Now that the Fairbanks Four are finally free, Alaska’s focus must shift to securing a more enduring justice.
Alaska needs to assure that debacles like that of the Fairbanks Four can never happen again. This requires that members of Alaska’s criminal justice system will automatically consider the consequences they could encounter, if they choose to disregard their ethical and legal obligations.
Former Texas Gov. Rick Perry authorized more death penalty executions than any governor in recent history. But he also enacted policies that offer model reforms for Alaska’s criminal justice system.
Gov.
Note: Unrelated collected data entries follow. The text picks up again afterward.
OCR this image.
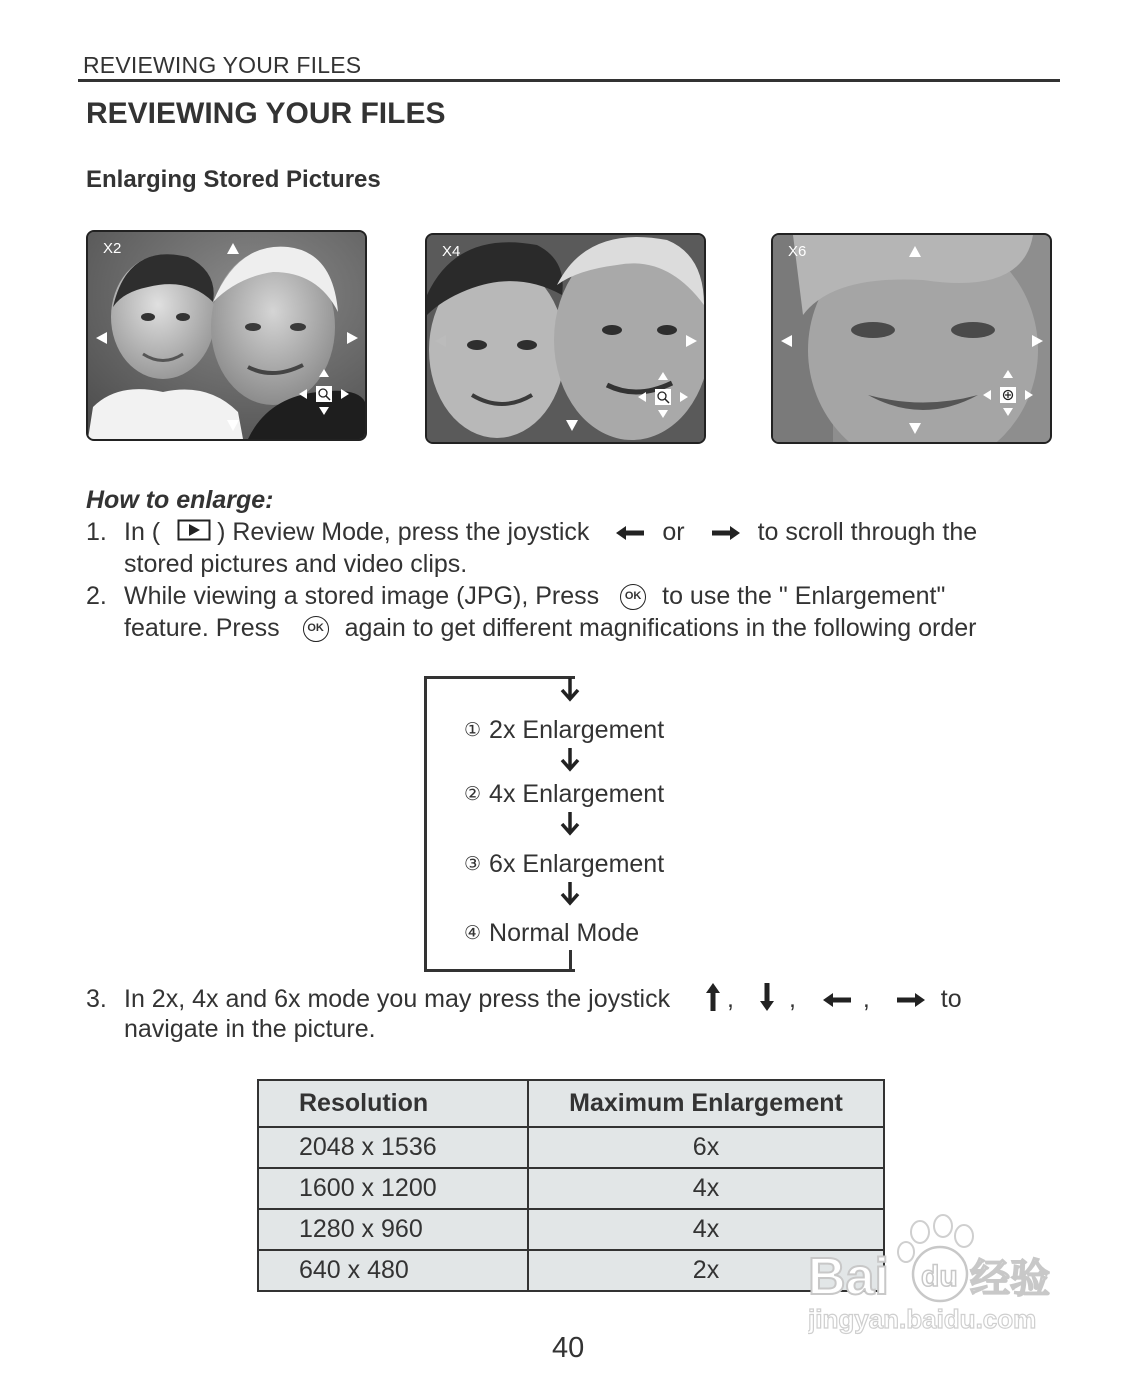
REVIEWING YOUR FILES
REVIEWING YOUR FILES
Enlarging Stored Pictures
X2	X4	X6
How to enlarge:
1. In ( ) Review Mode, press the joystick	or	to scroll through the
stored pictures and video clips.
2. While viewing a stored image (JPG), Press OK to use the " Enlargement"
feature. Press	OK again to get different magnifications in the following order
① 2x Enlargement
② 4x Enlargement
③ 6x Enlargement
④ Normal Mode
3. In 2x, 4x and 6x mode you may press the joystick , ,	,	to
navigate in the picture.
Resolution	Maximum Enlargement
2048 x 1536	6x
1600 x 1200	4x
1280 x 960	4x
640 x 480	2x Bai du 经验
jingyan.baidu.com
40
Perry recognized that to be tough on crime while minimizing false convictions, rigorous legal and ethical standards are needed throughout the criminal justice system. Thus Gov. Perry signed the Tim Cole Act in 2009 and the Eyewitness ID Reform Act in 2011. In 2013, Gov. Perry continued with approvals of the Prosecutor Accountability Act and the Michael Morton Act.
While Gov. Perry’s tough-on-crime posture seemingly conflicts with his hard-hitting standards for criminal justice officials, readers can do online searches and review the following articles, which describe his reasoning:
a) Time Magazine’s 2009 article “Texas: The Kinder, Gentler Hang ‘Em High State.”
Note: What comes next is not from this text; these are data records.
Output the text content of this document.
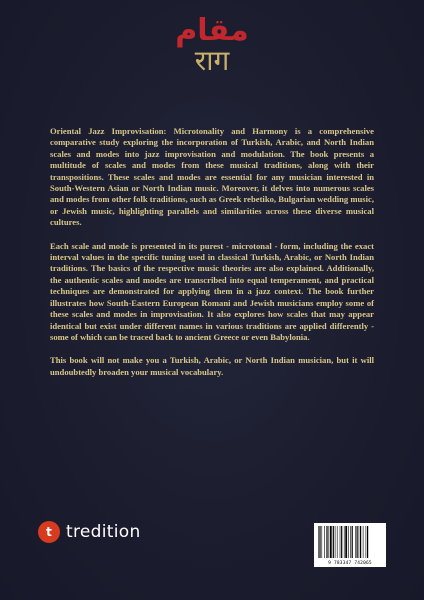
مقام
राग

Oriental Jazz Improvisation: Microtonality and Harmony is a comprehensive comparative study exploring the incorporation of Turkish, Arabic, and North Indian scales and modes into jazz improvisation and modulation. The book presents a multitude of scales and modes from these musical traditions, along with their transpositions. These scales and modes are essential for any musician interested in South-Western Asian or North Indian music. Moreover, it delves into numerous scales and modes from other folk traditions, such as Greek rebetiko, Bulgarian wedding music, or Jewish music, highlighting parallels and similarities across these diverse musical cultures.

Each scale and mode is presented in its purest - microtonal - form, including the exact interval values in the specific tuning used in classical Turkish, Arabic, or North Indian traditions. The basics of the respective music theories are also explained. Additionally, the authentic scales and modes are transcribed into equal temperament, and practical techniques are demonstrated for applying them in a jazz context. The book further illustrates how South-Eastern European Romani and Jewish musicians employ some of these scales and modes in improvisation. It also explores how scales that may appear identical but exist under different names in various traditions are applied differently - some of which can be traced back to ancient Greece or even Babylonia.

This book will not make you a Turkish, Arabic, or North Indian musician, but it will undoubtedly broaden your musical vocabulary.

t tredition
9 783347 742065
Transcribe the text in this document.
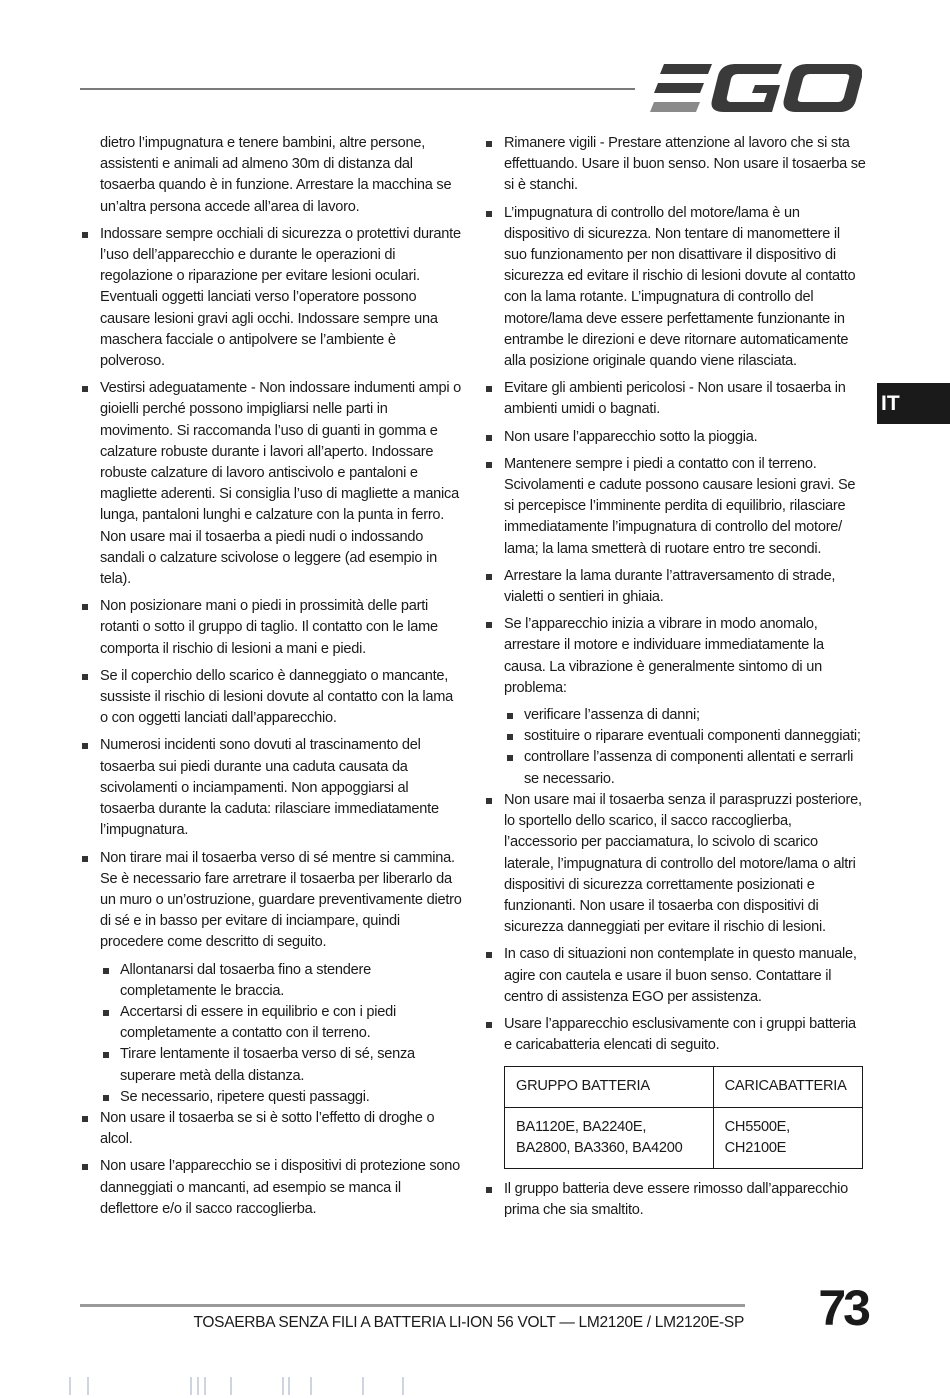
IT
dietro l’impugnatura e tenere bambini, altre persone, assistenti e animali ad almeno 30m di distanza dal tosaerba quando è in funzione. Arrestare la macchina se un’altra persona accede all’area di lavoro.
Indossare sempre occhiali di sicurezza o protettivi durante l’uso dell’apparecchio e durante le operazioni di regolazione o riparazione per evitare lesioni oculari. Eventuali oggetti lanciati verso l’operatore possono causare lesioni gravi agli occhi. Indossare sempre una maschera facciale o antipolvere se l’ambiente è polveroso.
Vestirsi adeguatamente - Non indossare indumenti ampi o gioielli perché possono impigliarsi nelle parti in movimento. Si raccomanda l’uso di guanti in gomma e calzature robuste durante i lavori all’aperto. Indossare robuste calzature di lavoro antiscivolo e pantaloni e magliette aderenti. Si consiglia l’uso di magliette a manica lunga, pantaloni lunghi e calzature con la punta in ferro. Non usare mai il tosaerba a piedi nudi o indossando sandali o calzature scivolose o leggere (ad esempio in tela).
Non posizionare mani o piedi in prossimità delle parti rotanti o sotto il gruppo di taglio. Il contatto con le lame comporta il rischio di lesioni a mani e piedi.
Se il coperchio dello scarico è danneggiato o mancante, sussiste il rischio di lesioni dovute al contatto con la lama o con oggetti lanciati dall’apparecchio.
Numerosi incidenti sono dovuti al trascinamento del tosaerba sui piedi durante una caduta causata da scivolamenti o inciampamenti. Non appoggiarsi al tosaerba durante la caduta: rilasciare immediatamente l’impugnatura.
Non tirare mai il tosaerba verso di sé mentre si cammina. Se è necessario fare arretrare il tosaerba per liberarlo da un muro o un’ostruzione, guardare preventivamente dietro di sé e in basso per evitare di inciampare, quindi procedere come descritto di seguito.
Allontanarsi dal tosaerba fino a stendere completamente le braccia.
Accertarsi di essere in equilibrio e con i piedi completamente a contatto con il terreno.
Tirare lentamente il tosaerba verso di sé, senza superare metà della distanza.
Se necessario, ripetere questi passaggi.
Non usare il tosaerba se si è sotto l’effetto di droghe o alcol.
Non usare l’apparecchio se i dispositivi di protezione sono danneggiati o mancanti, ad esempio se manca il deflettore e/o il sacco raccoglierba.
Rimanere vigili - Prestare attenzione al lavoro che si sta effettuando. Usare il buon senso. Non usare il tosaerba se si è stanchi.
L’impugnatura di controllo del motore/lama è un dispositivo di sicurezza. Non tentare di manomettere il suo funzionamento per non disattivare il dispositivo di sicurezza ed evitare il rischio di lesioni dovute al contatto con la lama rotante. L’impugnatura di controllo del motore/lama deve essere perfettamente funzionante in entrambe le direzioni e deve ritornare automaticamente alla posizione originale quando viene rilasciata.
Evitare gli ambienti pericolosi - Non usare il tosaerba in ambienti umidi o bagnati.
Non usare l’apparecchio sotto la pioggia.
Mantenere sempre i piedi a contatto con il terreno. Scivolamenti e cadute possono causare lesioni gravi. Se si percepisce l’imminente perdita di equilibrio, rilasciare immediatamente l’impugnatura di controllo del motore/ lama; la lama smetterà di ruotare entro tre secondi.
Arrestare la lama durante l’attraversamento di strade, vialetti o sentieri in ghiaia.
Se l’apparecchio inizia a vibrare in modo anomalo, arrestare il motore e individuare immediatamente la causa. La vibrazione è generalmente sintomo di un problema:
verificare l’assenza di danni;
sostituire o riparare eventuali componenti danneggiati;
controllare l’assenza di componenti allentati e serrarli se necessario.
Non usare mai il tosaerba senza il paraspruzzi posteriore, lo sportello dello scarico, il sacco raccoglierba, l’accessorio per pacciamatura, lo scivolo di scarico laterale, l’impugnatura di controllo del motore/lama o altri dispositivi di sicurezza correttamente posizionati e funzionanti. Non usare il tosaerba con dispositivi di sicurezza danneggiati per evitare il rischio di lesioni.
In caso di situazioni non contemplate in questo manuale, agire con cautela e usare il buon senso. Contattare il centro di assistenza EGO per assistenza.
Usare l’apparecchio esclusivamente con i gruppi batteria e caricabatteria elencati di seguito.
GRUPPO BATTERIA	CARICABATTERIA
BA1120E, BA2240E, BA2800, BA3360, BA4200	CH5500E, CH2100E
Il gruppo batteria deve essere rimosso dall’apparecchio prima che sia smaltito.
TOSAERBA SENZA FILI A BATTERIA LI-ION 56 VOLT — LM2120E / LM2120E-SP 73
b) The Dallas Morning News’ 2011 article “Eyewitness ID legislation aims to prevent conviction of the innocent in Texas.”
Since key individuals in Alaska’s criminal justice system seemingly remain indifferent to the lapses that led to the Fairbanks Four, the officials who oversee them should step in:
1) The Alaska Legislature should review and adopt Texas Gov. Rick Perry’s reforms and put some teeth behind Alaska’s ethics rules for police and prosecutors.